Clinical factors that influence response to treatment strategies in atrial fibrillation: the Atrial Fibrillation Follow-up Investigation of Rhythm Management (AFFIRM) study

Anne B Curtis, Bernard J Gersh, Scott D Corley, John P DiMarco, Michael J Domanski, Nancy Geller, H Leon Greene, Joyce C Kellen, Mary Mickel, Joy Dalquist Nelson, Yves Rosenberg, Eleanor Schron, Lynn Shemanski, Albert L Waldo, D George Wyse
American Heart Journal 2005, 149 (4): 645-9

BACKGROUND: The AFFIRM Study was a randomized multicenter comparison of 2 treatment strategies, rate-control versus rhythm-control, in high-risk patients with atrial fibrillation (AF). The primary outcome of the trial showed no overall difference in survival between strategies. However, there may be important patient subgroups for which there are identifiable differences in outcome with 1 of the 2 strategies.

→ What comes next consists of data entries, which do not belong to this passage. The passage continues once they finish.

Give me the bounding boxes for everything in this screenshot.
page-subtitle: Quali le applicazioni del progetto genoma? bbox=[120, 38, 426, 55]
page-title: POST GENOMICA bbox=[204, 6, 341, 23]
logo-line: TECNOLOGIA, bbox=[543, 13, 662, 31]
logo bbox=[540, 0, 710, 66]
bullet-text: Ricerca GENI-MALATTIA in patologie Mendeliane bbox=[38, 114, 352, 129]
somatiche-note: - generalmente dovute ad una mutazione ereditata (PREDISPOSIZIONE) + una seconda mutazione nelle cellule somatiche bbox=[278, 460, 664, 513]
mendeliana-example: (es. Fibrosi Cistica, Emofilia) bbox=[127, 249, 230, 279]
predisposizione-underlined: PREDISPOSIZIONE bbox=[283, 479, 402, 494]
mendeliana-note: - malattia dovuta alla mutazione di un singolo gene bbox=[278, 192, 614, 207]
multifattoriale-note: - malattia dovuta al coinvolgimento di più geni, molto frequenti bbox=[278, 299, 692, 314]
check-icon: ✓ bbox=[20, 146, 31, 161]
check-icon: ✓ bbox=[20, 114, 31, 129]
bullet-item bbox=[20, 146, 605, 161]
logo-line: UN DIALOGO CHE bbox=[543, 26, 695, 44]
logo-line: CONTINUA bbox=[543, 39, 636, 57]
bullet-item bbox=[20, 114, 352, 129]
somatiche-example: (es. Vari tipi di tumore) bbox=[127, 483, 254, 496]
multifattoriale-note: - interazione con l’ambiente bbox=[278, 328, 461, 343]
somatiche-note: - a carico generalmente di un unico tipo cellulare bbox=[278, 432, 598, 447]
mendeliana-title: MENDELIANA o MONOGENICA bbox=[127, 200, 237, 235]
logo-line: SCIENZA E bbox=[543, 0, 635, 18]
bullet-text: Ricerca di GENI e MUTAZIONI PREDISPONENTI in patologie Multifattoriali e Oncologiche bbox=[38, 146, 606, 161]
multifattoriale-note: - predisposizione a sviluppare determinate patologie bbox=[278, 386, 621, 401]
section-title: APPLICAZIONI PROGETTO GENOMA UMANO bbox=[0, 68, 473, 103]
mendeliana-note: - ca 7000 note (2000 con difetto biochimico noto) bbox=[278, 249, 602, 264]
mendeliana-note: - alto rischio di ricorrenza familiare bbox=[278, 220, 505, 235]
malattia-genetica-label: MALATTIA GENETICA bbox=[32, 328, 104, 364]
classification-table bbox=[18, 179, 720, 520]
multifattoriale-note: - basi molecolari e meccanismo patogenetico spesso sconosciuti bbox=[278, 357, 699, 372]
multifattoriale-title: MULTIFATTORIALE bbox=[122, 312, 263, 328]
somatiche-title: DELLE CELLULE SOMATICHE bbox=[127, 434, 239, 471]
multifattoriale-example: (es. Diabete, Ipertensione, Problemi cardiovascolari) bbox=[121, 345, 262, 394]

METHODS AND RESULTS: Subgroups that were prespecified for analysis from the main AFFIRM Study were age, sex, coronary artery disease (CAD), hypertension, congestive heart failure (CHF), left ventricular ejection fraction (LVEF), rhythm at randomization, first episode of AF, and duration of the qualifying episode of AF. Baseline characteristics were analyzed for each subgroup. Adjusted hazard ratios for each subgroup and for each stratum were generated using Cox models, and these models were used to determine whether treatment strategy affected overall survival differentially by subgroup. Adjusted survival was worse for patients > or =65 years and for patients with a history of CHF, CAD, or an abnormal LVEF. In the adjusted analyses, the effect of treatment strategy was similar within all of the prespecified subgroups. When each subgroup stratum was analyzed separately, patients > or =65 years and patients without a history of CHF had significantly better outcome with rate-control therapy (each P < .01).

CONCLUSIONS: Overall, treatment effect for rate control versus rhythm control was the same within each subgroup. However, certain selected patient categories may have better survival with one particular strategy for management of AF.